Carlos Merino

Personal information
- Full name: Carlos Gustavo Merino González
- Date of birth: 15 March 1980 (age 46)
- Place of birth: Bilbao, Spain
- Height: 1.74 m (5 ft 9 in)
- Position: Midfielder

Youth career
- 1996–1997: University of Texas
- 1997–1999: Nottingham Forest

Senior career*
- Years: Team / Apps / (Gls)
- 1999–2000: Nottingham Forest / 7 / (0)
- 2000–2003: Athletic Bilbao / 8 / (0)
- 2001–2002: → Burgos (loan) / 20 / (0)
- 2004–2005: Numancia / 43 / (6)
- 2005–2007: Gimnàstic / 55 / (3)
- 2007–2008: Las Palmas / 13 / (0)
- 2008–2010: Albacete / 57 / (7)
- 2011–2013: Wacker Innsbruck / 70 / (9)
- 2013–2014: Panthrakikos / 2 / (0)
- 2014–2016: Portugalete / 49 / (3)
- Total:  / 324 / (28)

= Carlos Merino =

Spanish footballer

Carlos Gustavo Merino González (born 15 March 1980) is a Spanish former professional footballer who played as a midfielder.

==Club career==
Born in Bilbao, Biscay, Merino started his senior career with Nottingham Forest in the English Football League Championship, and signed in March 2000 for hometown's Athletic Bilbao – the deal being effective as of the 2000–01 season– where he struggled with first-team opportunities, also being loaned to Segunda División club Burgos CF.

After being released in January 2004, Merino joined CD Numancia.
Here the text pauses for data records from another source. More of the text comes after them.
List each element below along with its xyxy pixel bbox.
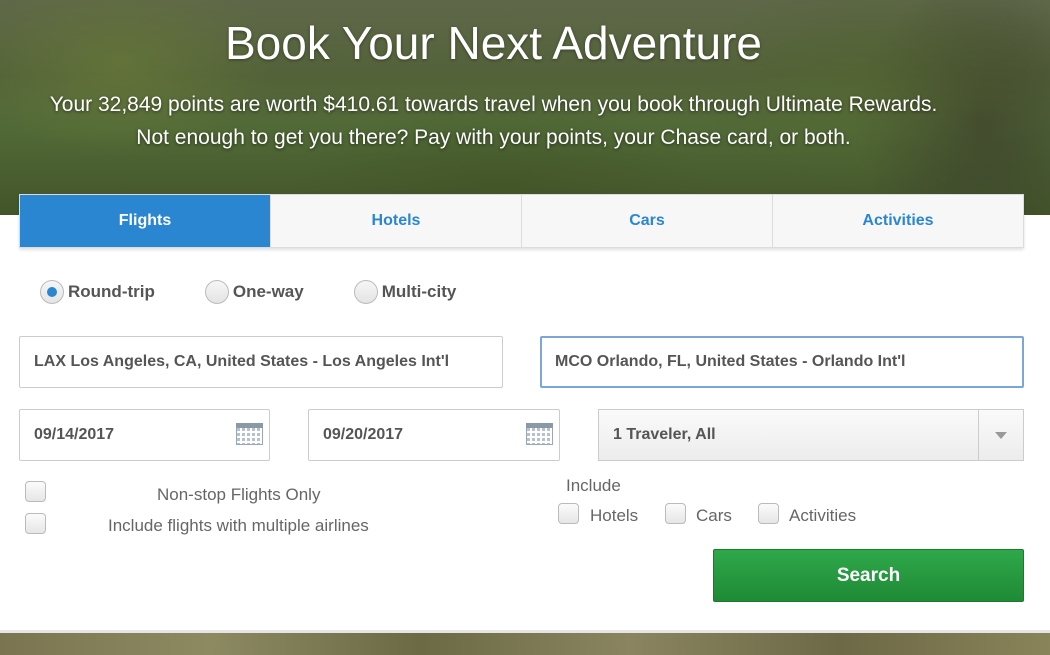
round-trip-option[interactable]: Round-trip <box>40 280 155 304</box>
nonstop-label: Non-stop Flights Only <box>157 485 321 504</box>
include-hotels-label: Hotels <box>590 506 639 525</box>
destination-field[interactable] <box>540 336 1024 388</box>
tab-activities[interactable]: Activities <box>773 195 1023 247</box>
tab-hotels[interactable]: Hotels <box>271 195 522 247</box>
include-heading: Include <box>566 476 621 495</box>
multi-airline-label: Include flights with multiple airlines <box>108 516 369 535</box>
travelers-dropdown-toggle[interactable] <box>978 410 1023 460</box>
travelers-select[interactable]: 1 Traveler, All <box>598 409 1024 461</box>
tab-cars[interactable]: Cars <box>522 195 773 247</box>
multi-city-label: Multi-city <box>381 282 457 301</box>
one-way-radio[interactable] <box>204 280 229 304</box>
travelers-value: 1 Traveler, All <box>613 426 716 443</box>
chevron-down-icon <box>995 431 1007 439</box>
round-trip-label: Round-trip <box>68 282 155 301</box>
origin-field[interactable] <box>19 336 503 388</box>
multi-city-option[interactable]: Multi-city <box>353 280 457 304</box>
calendar-icon[interactable] <box>236 423 263 445</box>
tab-flights[interactable]: Flights <box>20 195 271 247</box>
points-summary: Your 32,849 points are worth $410.61 tow… <box>49 93 938 116</box>
include-hotels-checkbox[interactable] <box>558 503 579 524</box>
search-button[interactable]: Search <box>713 549 1024 602</box>
round-trip-radio[interactable] <box>40 280 64 304</box>
footer-image-strip <box>0 630 1050 655</box>
depart-date-field[interactable]: 09/14/2017 <box>19 409 270 461</box>
include-cars-checkbox[interactable] <box>665 503 686 524</box>
points-subtext: Not enough to get you there? Pay with yo… <box>136 126 851 149</box>
one-way-label: One-way <box>232 282 304 301</box>
depart-date-value: 09/14/2017 <box>34 426 115 443</box>
include-activities-label: Activities <box>789 506 857 525</box>
include-cars-label: Cars <box>696 506 732 525</box>
origin-input[interactable] <box>34 353 502 371</box>
destination-input[interactable] <box>555 353 1022 371</box>
multi-city-radio[interactable] <box>353 280 378 304</box>
include-activities-checkbox[interactable] <box>758 503 779 524</box>
return-date-field[interactable]: 09/20/2017 <box>308 409 560 461</box>
nonstop-checkbox[interactable] <box>25 481 46 502</box>
booking-tabs: Flights Hotels Cars Activities <box>19 194 1024 248</box>
return-date-value: 09/20/2017 <box>323 426 404 443</box>
multi-airline-checkbox[interactable] <box>25 513 46 534</box>
trip-type-group: Round-trip One-way Multi-city <box>40 280 506 304</box>
page-title: Book Your Next Adventure <box>224 17 763 69</box>
calendar-icon[interactable] <box>526 423 553 445</box>
one-way-option[interactable]: One-way <box>204 280 304 304</box>
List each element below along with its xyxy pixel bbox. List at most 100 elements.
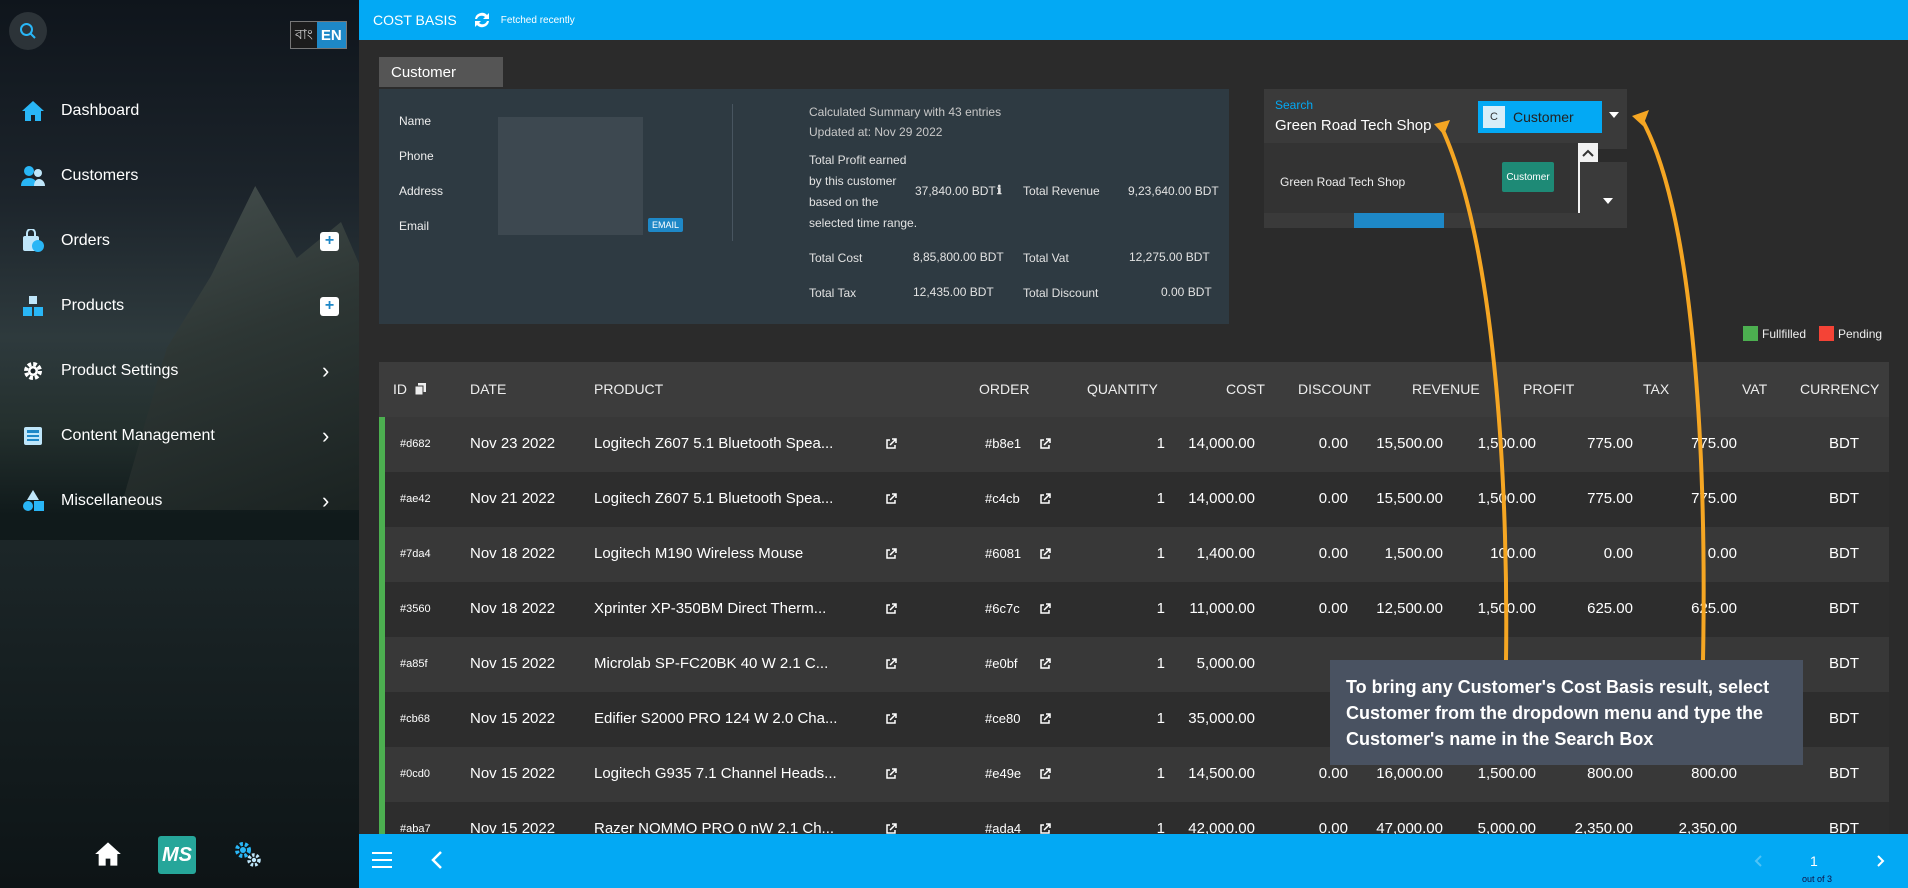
cell-product[interactable]: Logitech G935 7.1 Channel Heads... [594, 765, 837, 782]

In 2004–05's La Liga he played and scored regularly, although the Soria side were relegated one year after promoting. He went on to have second-tier stints with Gimnàstic de Tarragona, UD Las Palmas and Albacete Balompié, also representing the first side in the top flight.

In the 2011 January transfer window, aged nearly 31, Merino moved abroad again, signing for FC Wacker Innsbruck in Austria and sharing teams with compatriot Iñaki Bea. On 15 September 2013 he moved countries again, joining Panthrakikos F.C. of Super League Greece and being released on 7 January of the following year.

Merino returned to both his homeland and native region in July 2014, signing with Club Portugalete in the Tercera División.